Mostafa Didar Mahdi


2024

pdf bib
Advancing Community Directories: Leveraging LLMs for Automated Extraction in MARC Standard Venue Availability Notes
Mostafa Didar Mahdi | Thushari Atapattu | Menasha Thilakaratne
Proceedings of the 22nd Annual Workshop of the Australasian Language Technology Association

This paper addresses the challenge of efficiently managing and accessing community service information, specifically focusing on venue hire details within the SAcommunity directory. By leveraging Large Language Models (LLMs), particularly the RoBERTa transformer model, we developed an automated system to extract and structure venue availability information according to MARC (Machine-Readable Cataloging) standards.
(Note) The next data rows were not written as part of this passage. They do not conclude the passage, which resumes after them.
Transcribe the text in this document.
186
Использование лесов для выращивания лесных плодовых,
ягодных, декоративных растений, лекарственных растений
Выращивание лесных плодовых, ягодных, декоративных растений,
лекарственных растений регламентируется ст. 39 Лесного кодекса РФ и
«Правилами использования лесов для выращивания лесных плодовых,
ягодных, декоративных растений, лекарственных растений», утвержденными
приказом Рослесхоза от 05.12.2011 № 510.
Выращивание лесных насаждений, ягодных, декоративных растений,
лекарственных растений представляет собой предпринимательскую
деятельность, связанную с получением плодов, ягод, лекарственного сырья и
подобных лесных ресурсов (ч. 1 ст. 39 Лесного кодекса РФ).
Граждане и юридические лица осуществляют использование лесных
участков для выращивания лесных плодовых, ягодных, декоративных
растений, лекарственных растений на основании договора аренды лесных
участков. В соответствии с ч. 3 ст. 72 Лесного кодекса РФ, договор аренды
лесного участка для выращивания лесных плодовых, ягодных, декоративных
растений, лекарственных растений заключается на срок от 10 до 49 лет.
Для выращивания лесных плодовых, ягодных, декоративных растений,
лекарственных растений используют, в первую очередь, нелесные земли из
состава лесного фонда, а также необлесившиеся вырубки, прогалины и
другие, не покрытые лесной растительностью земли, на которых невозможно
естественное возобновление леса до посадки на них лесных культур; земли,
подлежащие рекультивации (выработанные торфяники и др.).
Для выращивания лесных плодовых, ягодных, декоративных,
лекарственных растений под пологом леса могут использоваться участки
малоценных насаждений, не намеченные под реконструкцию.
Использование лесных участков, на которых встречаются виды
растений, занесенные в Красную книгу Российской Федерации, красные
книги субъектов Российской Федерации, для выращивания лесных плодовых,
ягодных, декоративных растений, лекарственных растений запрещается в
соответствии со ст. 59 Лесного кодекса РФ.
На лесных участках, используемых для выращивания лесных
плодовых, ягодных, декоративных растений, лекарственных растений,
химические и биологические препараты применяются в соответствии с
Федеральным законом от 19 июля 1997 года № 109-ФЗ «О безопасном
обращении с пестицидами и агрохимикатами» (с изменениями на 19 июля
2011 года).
Our approach involved fine-tuning the RoBERTa model on a dataset of community service descriptions, enabling it to identify and categorize key elements such as facility names, capacities, equipment availability, and accessibility features. The model was then applied to process unstructured text data from the SAcommunity database, automatically extracting relevant information and organizing it into standardized fields. The results demonstrate the effectiveness of this method in transforming free-text summaries into structured, MARC-compliant data. This automation not only significantly reduces the time and effort required for data entry and categorization but also enhances the accessibility and usability of community information.